New Jersey’s DGE Says Golden Nugget Baccarat Game Was Legal
The case regarding the unshuffled cards in the mini Baccarat game at the Golden Nugget in December 2012 has taken yet another interesting turn as the New Jersey Division of Gaming Enforcement have sided with the players and ruled that the game in question was in fact legal.
What this means for the two year court case is, as yet, unclear but it may tilt any future rulings in favor of the players as the strongest defense the Golden Nugget had was that the game was illegal due to the cards being unshuffled and therefore favored the players who were quick to capitalize on the situation.
In a letter to the plaintiffs, the DGE wrote: “The Division has determined that the game offered by the Golden Nugget on April 30, 2012 at table MB-802 was a legal and valid game under the New Jersey Casino Control act. There is absolutely no evidence that the players or casino personnel involved in the game were involved in any sort of collusion, cheating or manipulation to affect the results of the game”.
The Golden Nugget had asked for the game to be ruled as illegal to prevent having to pay out the money owed to the players who still have the casinos chips as well as regain the money that was cashed out by some of the players. But, even if they won that lawsuit, they would still have another hanging over their heads as some of the players have filed countersuits which include discrimination based on race and false imprisonment.
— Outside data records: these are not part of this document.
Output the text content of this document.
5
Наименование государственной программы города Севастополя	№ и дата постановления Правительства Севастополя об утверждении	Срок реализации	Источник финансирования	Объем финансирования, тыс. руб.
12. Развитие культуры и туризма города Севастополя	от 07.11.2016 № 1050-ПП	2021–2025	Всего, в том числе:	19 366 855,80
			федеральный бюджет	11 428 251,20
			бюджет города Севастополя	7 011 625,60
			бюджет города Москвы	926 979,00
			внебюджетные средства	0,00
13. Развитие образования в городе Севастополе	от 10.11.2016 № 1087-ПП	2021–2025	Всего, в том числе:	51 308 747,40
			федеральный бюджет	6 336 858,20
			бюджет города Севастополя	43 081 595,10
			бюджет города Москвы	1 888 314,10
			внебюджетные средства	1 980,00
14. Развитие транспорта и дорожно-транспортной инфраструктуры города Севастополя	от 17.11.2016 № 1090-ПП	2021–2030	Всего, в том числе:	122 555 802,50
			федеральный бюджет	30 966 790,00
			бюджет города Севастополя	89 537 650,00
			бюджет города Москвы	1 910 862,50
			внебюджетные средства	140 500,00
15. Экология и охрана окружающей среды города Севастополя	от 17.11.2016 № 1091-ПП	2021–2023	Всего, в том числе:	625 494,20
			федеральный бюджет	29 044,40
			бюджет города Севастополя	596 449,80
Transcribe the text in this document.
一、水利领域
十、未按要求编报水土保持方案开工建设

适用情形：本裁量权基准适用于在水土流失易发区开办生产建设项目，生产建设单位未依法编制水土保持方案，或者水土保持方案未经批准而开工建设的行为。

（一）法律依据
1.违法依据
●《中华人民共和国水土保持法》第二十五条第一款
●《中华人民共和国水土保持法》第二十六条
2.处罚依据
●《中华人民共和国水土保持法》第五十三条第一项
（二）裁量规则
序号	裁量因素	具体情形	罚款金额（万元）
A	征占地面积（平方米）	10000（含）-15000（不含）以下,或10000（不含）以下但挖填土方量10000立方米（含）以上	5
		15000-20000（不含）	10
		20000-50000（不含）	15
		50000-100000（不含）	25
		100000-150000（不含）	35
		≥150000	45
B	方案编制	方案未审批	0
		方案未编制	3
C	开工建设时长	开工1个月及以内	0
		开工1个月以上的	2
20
The DGE ruled in favor of the players as they claimed that the Golden Nugget had ample time to switch out the cards used in the game as they had been monitoring the situation for over 3 hours trying to foil what they saw as an extremely sophisticated cheating scheme. Their failure to act was the defining characteristic in the DGE’s decision to rule the game as legal.
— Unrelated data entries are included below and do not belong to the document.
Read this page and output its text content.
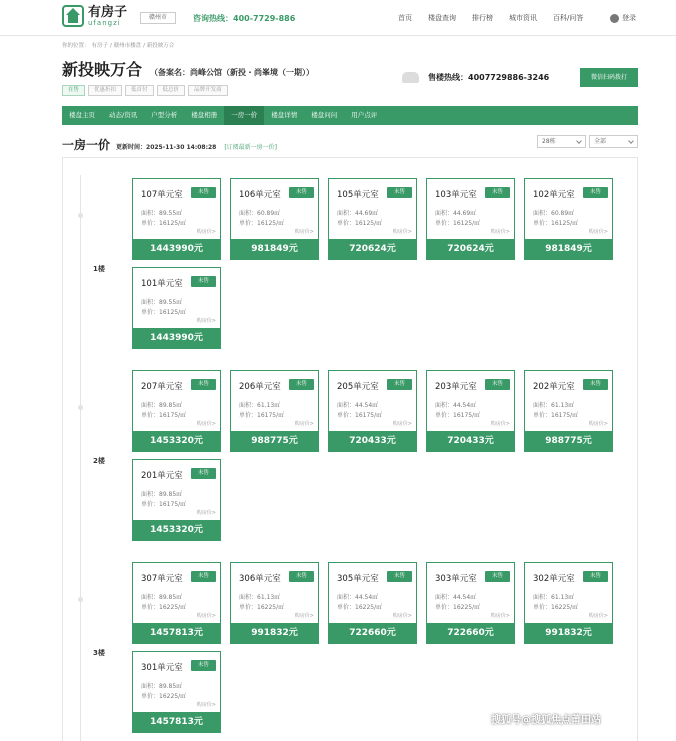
有房子
ufangzi
赣州市	咨询热线：400-7729-886	首页 楼盘查询 排行榜 城市资讯 百科/问答	登录
你的位置： 有房子 / 赣州市楼盘 / 新投映万合
新投映万合 （备案名：尚峰公馆（新投・尚峯境（一期））
在售	优惠折扣	低首付	低总价	品牌开发商
售楼热线：4007729886-3246	微信扫码拨打
楼盘主页	动态/资讯	户型分析	楼盘相册	一房一价	楼盘详情	楼盘问问	用户点评
一房一价 更新时间：2025-11-30 14:08:28 [订阅最新一房一价]
28栋	全部
1楼
107单元室	未售
面积：89.55㎡
单价：16125/㎡
购房价>
1443990元
106单元室	未售
面积：60.89㎡
单价：16125/㎡
购房价>
981849元
105单元室	未售
面积：44.69㎡
单价：16125/㎡
购房价>
720624元
103单元室	未售
面积：44.69㎡
单价：16125/㎡
购房价>
720624元
102单元室	未售
面积：60.89㎡
单价：16125/㎡
购房价>
981849元
101单元室	未售
面积：89.55㎡
单价：16125/㎡
购房价>
1443990元
2楼
207单元室	未售
面积：89.85㎡
单价：16175/㎡
购房价>
1453320元
206单元室	未售
面积：61.13㎡
单价：16175/㎡
购房价>
988775元
205单元室	未售
面积：44.54㎡
单价：16175/㎡
购房价>
720433元
203单元室	未售
面积：44.54㎡
单价：16175/㎡
购房价>
720433元
202单元室	未售
面积：61.13㎡
单价：16175/㎡
购房价>
988775元
201单元室	未售
面积：89.85㎡
单价：16175/㎡
购房价>
1453320元
3楼
307单元室	未售
面积：89.85㎡
单价：16225/㎡
购房价>
1457813元
306单元室	未售
面积：61.13㎡
单价：16225/㎡
购房价>
991832元
305单元室	未售
面积：44.54㎡
单价：16225/㎡
购房价>
722660元
303单元室	未售
面积：44.54㎡
单价：16225/㎡
购房价>
722660元
302单元室	未售
面积：61.13㎡
单价：16225/㎡
购房价>
991832元
301单元室	未售
面积：89.85㎡
单价：16225/㎡
购房价>
1457813元	搜狐号@搜狐焦点莆田站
The unshuffled cards were purchased from Gemaco Inc and shipped to the Golden Nugget on the pretext of being pre-shuffled. But, a mistake by an employee in Gemaco’s Kansas City branch led the cards to be sent to the casino. Only the Baccarat players themselves noticed that the cards had not been shuffled despite the game being under intense scrutiny by dealers, pit bosses, surveillance staff and even casino managers.
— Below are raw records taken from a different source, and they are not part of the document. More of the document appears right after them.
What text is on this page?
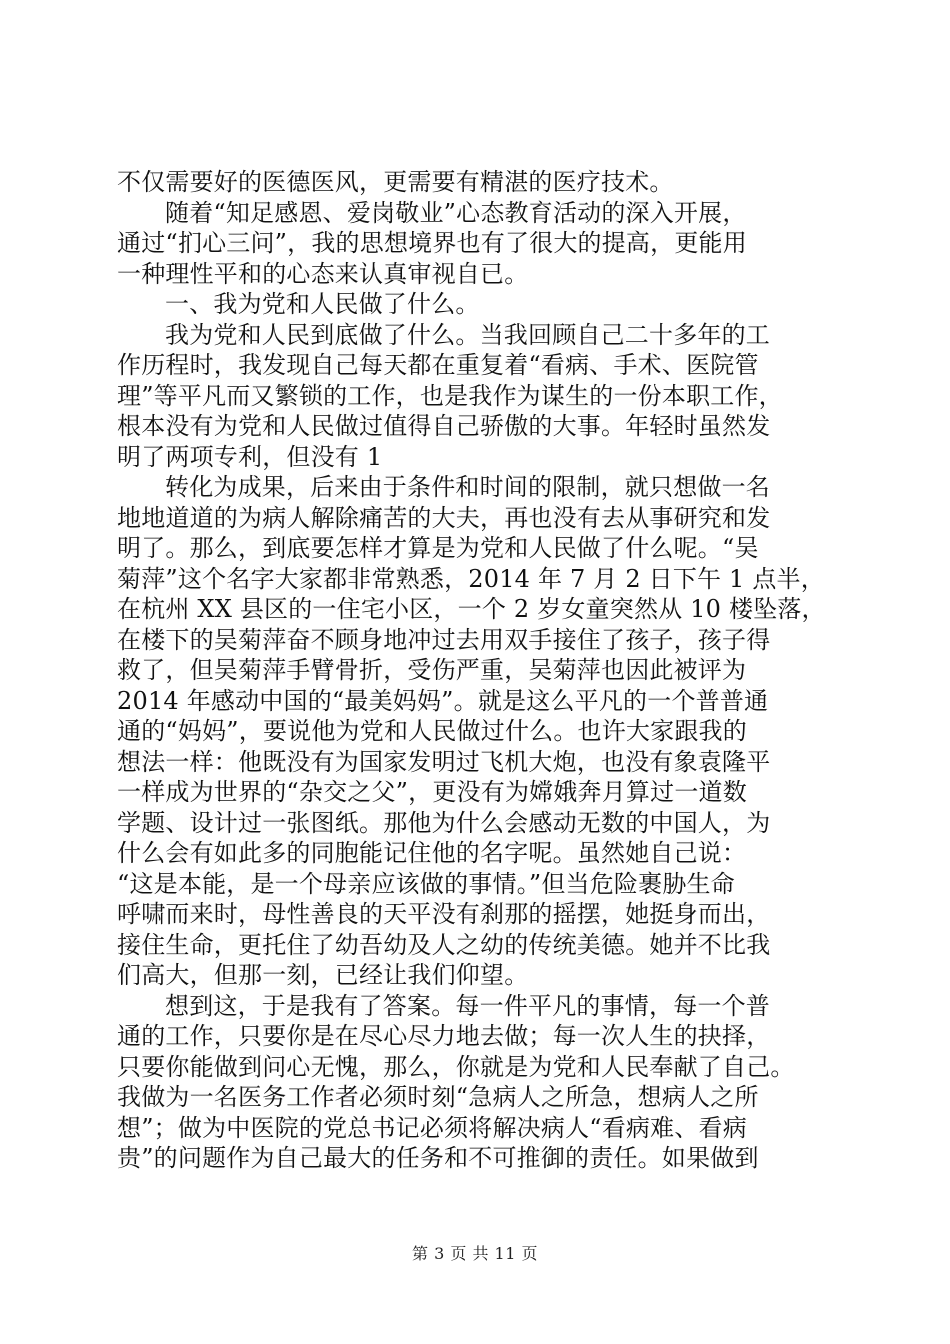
不仅需要好的医德医风，更需要有精湛的医疗技术。
随着“知足感恩、爱岗敬业”心态教育活动的深入开展，
通过“扪心三问”，我的思想境界也有了很大的提高，更能用
一种理性平和的心态来认真审视自已。
一、我为党和人民做了什么。
我为党和人民到底做了什么。当我回顾自己二十多年的工
作历程时，我发现自己每天都在重复着“看病、手术、医院管
理”等平凡而又繁锁的工作，也是我作为谋生的一份本职工作，
根本没有为党和人民做过值得自己骄傲的大事。年轻时虽然发
明了两项专利，但没有 1
转化为成果，后来由于条件和时间的限制，就只想做一名
地地道道的为病人解除痛苦的大夫，再也没有去从事研究和发
明了。那么，到底要怎样才算是为党和人民做了什么呢。“吴
菊萍”这个名字大家都非常熟悉，2014 年 7 月 2 日下午 1 点半，
在杭州 XX 县区的一住宅小区，一个 2 岁女童突然从 10 楼坠落，
在楼下的吴菊萍奋不顾身地冲过去用双手接住了孩子，孩子得
救了，但吴菊萍手臂骨折，受伤严重，吴菊萍也因此被评为
2014 年感动中国的“最美妈妈”。就是这么平凡的一个普普通
通的“妈妈”，要说他为党和人民做过什么。也许大家跟我的
想法一样：他既没有为国家发明过飞机大炮，也没有象袁隆平
一样成为世界的“杂交之父”，更没有为嫦娥奔月算过一道数
学题、设计过一张图纸。那他为什么会感动无数的中国人，为
什么会有如此多的同胞能记住他的名字呢。虽然她自己说：
“这是本能，是一个母亲应该做的事情。”但当危险裹胁生命
呼啸而来时，母性善良的天平没有刹那的摇摆，她挺身而出，
接住生命，更托住了幼吾幼及人之幼的传统美德。她并不比我
们高大，但那一刻，已经让我们仰望。
想到这，于是我有了答案。每一件平凡的事情，每一个普
通的工作，只要你是在尽心尽力地去做；每一次人生的抉择，
只要你能做到问心无愧，那么，你就是为党和人民奉献了自己。
我做为一名医务工作者必须时刻“急病人之所急，想病人之所
想”；做为中医院的党总书记必须将解决病人“看病难、看病
贵”的问题作为自己最大的任务和不可推御的责任。如果做到
第 3 页 共 11 页
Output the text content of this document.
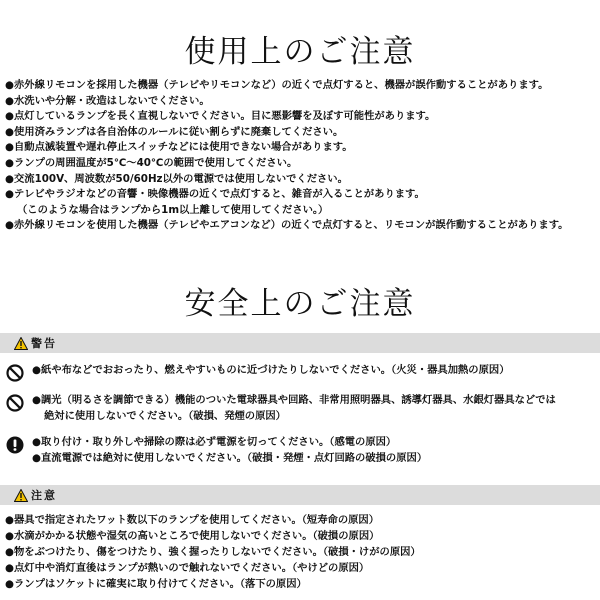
使用上のご注意
●赤外線リモコンを採用した機器（テレビやリモコンなど）の近くで点灯すると、機器が誤作動することがあります。
●水洗いや分解・改造はしないでください。
●点灯しているランプを長く直視しないでください。目に悪影響を及ぼす可能性があります。
●使用済みランプは各自治体のルールに従い割らずに廃棄してください。
●自動点滅装置や遅れ停止スイッチなどには使用できない場合があります。
●ランプの周囲温度が5℃～40℃の範囲で使用してください。
●交流100V、周波数が50/60Hz以外の電源では使用しないでください。
●テレビやラジオなどの音響・映像機器の近くで点灯すると、雑音が入ることがあります。
（このような場合はランプから1m以上離して使用してください。）
●赤外線リモコンを使用した機器（テレビやエアコンなど）の近くで点灯すると、リモコンが誤作動することがあります。
安全上のご注意
警告
●紙や布などでおおったり、燃えやすいものに近づけたりしないでください。（火災・器具加熱の原因）
●調光（明るさを調節できる）機能のついた電球器具や回路、非常用照明器具、誘導灯器具、水銀灯器具などでは
絶対に使用しないでください。（破損、発煙の原因）
●取り付け・取り外しや掃除の際は必ず電源を切ってください。（感電の原因）
●直流電源では絶対に使用しないでください。（破損・発煙・点灯回路の破損の原因）
注意
●器具で指定されたワット数以下のランプを使用してください。（短寿命の原因）
●水滴がかかる状態や湿気の高いところで使用しないでください。（破損の原因）
●物をぶつけたり、傷をつけたり、強く握ったりしないでください。（破損・けがの原因）
●点灯中や消灯直後はランプが熱いので触れないでください。（やけどの原因）
●ランプはソケットに確実に取り付けてください。（落下の原因）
With the other court cases coming up in the next month, Judge Allen Littlefield, who took over from now retired Judge James Isman, has allowed the gamblers to continue the discovery process. This could lead to even more revelations when the case goes to trial towards the end of October. While the legitimacy of the game can no longer be questioned, the other court cases, possibly the more serious ones, will begin soon.